The Company recorded an income tax expense of $1.6 million in relation to a pretax loss of $1.9 million for the three months ended March 31, 2026. The effective tax rate for the three months ended March 31, 2026 was primarily impacted by the following items: (i) the mix of income generated among the jurisdictions in which the Company operates, (ii) the exclusion of losses in Alaska and the US Virgin Islands due to valuation allowance positions placed on certain deferred tax assets that are not expected to be realized based on the weight of positive and negative evidence, and (iii) discrete expenses including $0.3 million for interest on prior years uncertain tax positions and $0.3 million in expense associated with stock option shortfalls.

The Company recorded an income tax benefit of $0.2 million in relation to a pretax loss of $11.6 million for the three months ended March 31, 2025. The effective tax rate for the three months ended March 31, 2025 was primarily impacted by the following items: (i) the mix of income generated among the jurisdictions in which the Company operates, (ii) net expense related to valuation allowances placed on certain deferred tax assets that are not expected to be realizable based on the weight of positive and negative evidence, and (iii) discrete expenses including $0.6 million for interest on prior years uncertain tax positions and $0.5 million in expense associated with shortfalls from share-based compensation.

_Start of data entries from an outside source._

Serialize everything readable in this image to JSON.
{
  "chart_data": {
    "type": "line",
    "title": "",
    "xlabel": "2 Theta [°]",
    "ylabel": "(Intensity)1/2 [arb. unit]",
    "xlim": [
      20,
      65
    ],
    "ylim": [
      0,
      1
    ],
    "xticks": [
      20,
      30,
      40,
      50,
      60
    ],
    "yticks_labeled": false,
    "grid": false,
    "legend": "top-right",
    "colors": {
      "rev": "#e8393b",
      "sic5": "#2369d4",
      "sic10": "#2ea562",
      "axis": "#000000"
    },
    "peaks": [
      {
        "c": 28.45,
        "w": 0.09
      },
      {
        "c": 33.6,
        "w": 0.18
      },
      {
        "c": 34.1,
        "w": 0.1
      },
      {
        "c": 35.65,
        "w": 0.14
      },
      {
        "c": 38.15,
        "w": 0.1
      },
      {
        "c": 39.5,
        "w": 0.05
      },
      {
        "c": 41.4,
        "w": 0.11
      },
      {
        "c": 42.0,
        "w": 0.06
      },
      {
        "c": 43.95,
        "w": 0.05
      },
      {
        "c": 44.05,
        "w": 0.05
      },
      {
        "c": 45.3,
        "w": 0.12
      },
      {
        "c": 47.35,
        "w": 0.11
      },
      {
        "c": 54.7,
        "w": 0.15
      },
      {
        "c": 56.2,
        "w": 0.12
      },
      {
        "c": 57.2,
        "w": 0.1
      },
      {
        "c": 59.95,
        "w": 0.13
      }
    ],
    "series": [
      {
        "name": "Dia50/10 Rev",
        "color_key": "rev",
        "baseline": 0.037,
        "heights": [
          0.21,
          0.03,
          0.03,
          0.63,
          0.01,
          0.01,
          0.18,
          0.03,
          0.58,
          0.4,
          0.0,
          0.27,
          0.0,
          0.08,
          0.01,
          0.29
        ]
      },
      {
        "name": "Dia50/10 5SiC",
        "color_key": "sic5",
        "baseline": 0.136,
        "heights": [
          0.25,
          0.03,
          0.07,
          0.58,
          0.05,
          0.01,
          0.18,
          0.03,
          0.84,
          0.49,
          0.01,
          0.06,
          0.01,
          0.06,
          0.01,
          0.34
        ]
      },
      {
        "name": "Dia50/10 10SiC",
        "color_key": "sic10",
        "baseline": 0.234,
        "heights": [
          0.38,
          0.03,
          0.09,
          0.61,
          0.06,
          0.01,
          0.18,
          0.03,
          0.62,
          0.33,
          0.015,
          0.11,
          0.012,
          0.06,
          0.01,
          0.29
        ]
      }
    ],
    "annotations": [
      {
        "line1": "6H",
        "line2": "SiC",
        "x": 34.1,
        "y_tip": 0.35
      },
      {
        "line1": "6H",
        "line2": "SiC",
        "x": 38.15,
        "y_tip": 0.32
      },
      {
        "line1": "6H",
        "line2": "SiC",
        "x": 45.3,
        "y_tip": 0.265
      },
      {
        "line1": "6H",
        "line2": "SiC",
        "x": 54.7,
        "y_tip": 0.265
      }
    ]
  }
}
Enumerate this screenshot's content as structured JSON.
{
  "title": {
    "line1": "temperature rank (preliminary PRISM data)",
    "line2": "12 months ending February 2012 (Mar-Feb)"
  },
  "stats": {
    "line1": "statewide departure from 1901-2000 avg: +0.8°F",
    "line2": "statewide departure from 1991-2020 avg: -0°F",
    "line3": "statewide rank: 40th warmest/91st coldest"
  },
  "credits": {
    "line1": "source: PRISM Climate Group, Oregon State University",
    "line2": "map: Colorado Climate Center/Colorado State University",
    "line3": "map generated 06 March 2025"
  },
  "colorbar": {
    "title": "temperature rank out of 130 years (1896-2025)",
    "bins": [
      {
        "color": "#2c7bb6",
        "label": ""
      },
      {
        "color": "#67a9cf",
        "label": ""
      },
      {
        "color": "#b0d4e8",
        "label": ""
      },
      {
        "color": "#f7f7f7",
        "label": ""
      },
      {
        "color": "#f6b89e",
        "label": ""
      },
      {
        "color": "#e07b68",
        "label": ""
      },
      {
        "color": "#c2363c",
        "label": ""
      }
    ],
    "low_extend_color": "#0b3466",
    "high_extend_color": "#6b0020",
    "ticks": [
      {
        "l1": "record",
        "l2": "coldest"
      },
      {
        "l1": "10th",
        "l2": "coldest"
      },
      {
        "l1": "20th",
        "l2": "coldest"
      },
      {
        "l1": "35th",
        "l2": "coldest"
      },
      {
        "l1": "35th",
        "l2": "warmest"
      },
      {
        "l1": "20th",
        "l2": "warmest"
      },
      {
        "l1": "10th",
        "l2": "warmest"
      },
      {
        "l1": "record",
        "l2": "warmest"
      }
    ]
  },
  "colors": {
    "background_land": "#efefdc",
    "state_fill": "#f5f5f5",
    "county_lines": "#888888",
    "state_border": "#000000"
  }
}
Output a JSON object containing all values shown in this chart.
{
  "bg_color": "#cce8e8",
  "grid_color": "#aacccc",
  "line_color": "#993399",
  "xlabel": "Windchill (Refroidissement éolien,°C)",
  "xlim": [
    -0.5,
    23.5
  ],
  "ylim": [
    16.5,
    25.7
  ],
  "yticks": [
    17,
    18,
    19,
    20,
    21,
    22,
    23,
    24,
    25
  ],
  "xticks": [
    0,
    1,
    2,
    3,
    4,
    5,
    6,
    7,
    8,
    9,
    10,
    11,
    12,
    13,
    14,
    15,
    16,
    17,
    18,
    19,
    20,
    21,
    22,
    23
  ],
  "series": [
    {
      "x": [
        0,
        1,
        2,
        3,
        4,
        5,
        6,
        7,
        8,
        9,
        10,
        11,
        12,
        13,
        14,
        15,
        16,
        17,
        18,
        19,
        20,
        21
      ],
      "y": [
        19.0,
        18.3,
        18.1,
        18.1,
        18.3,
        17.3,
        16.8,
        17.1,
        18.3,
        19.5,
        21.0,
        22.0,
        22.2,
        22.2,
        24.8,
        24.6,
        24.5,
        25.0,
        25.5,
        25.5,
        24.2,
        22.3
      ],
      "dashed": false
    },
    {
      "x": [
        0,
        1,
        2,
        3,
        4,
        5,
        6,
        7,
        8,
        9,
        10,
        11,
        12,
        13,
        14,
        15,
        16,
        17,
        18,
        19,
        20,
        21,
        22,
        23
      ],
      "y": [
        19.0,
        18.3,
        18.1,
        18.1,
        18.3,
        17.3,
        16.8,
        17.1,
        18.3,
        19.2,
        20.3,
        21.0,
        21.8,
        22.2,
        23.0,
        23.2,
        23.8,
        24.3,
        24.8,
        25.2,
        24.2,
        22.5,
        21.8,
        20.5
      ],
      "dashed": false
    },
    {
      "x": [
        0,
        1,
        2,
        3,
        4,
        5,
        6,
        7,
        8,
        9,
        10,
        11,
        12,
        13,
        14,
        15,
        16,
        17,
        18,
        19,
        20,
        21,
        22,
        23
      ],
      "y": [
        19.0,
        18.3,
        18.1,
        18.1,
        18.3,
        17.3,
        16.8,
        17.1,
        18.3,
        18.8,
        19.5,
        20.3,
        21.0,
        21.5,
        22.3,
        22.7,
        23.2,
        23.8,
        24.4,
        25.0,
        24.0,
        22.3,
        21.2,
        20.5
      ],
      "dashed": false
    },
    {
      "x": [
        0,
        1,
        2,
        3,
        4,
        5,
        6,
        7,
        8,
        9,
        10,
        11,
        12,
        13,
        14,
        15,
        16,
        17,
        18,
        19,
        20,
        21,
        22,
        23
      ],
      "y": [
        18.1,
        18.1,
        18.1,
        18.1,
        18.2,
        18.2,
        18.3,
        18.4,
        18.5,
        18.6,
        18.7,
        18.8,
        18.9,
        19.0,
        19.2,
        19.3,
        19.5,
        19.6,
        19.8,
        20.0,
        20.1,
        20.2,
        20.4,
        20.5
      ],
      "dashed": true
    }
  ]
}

The Company’s effective tax rate is based upon estimated income before provision for income taxes for the year, composition of the income in different countries, and adjustments, if any, in the applicable quarterly periods for potential tax consequences, benefits and/or resolutions of tax contingencies. The Company’s consolidated tax rate will continue to be impacted by any transactional or one-time items in the future and the mix of income in any given year generated among the jurisdictions in which the Company operates. While the Company believes it has adequately provided for all tax positions, amounts asserted by taxing authorities could materially differ from the Company’s accrued positions as a result of uncertain and complex application of tax law and regulations. Additionally, the recognition and measurement of certain tax benefits include estimates and judgments by management. Accordingly, the Company could record additional provisions or benefits for US federal, state, and foreign tax matters in future periods as new information becomes available.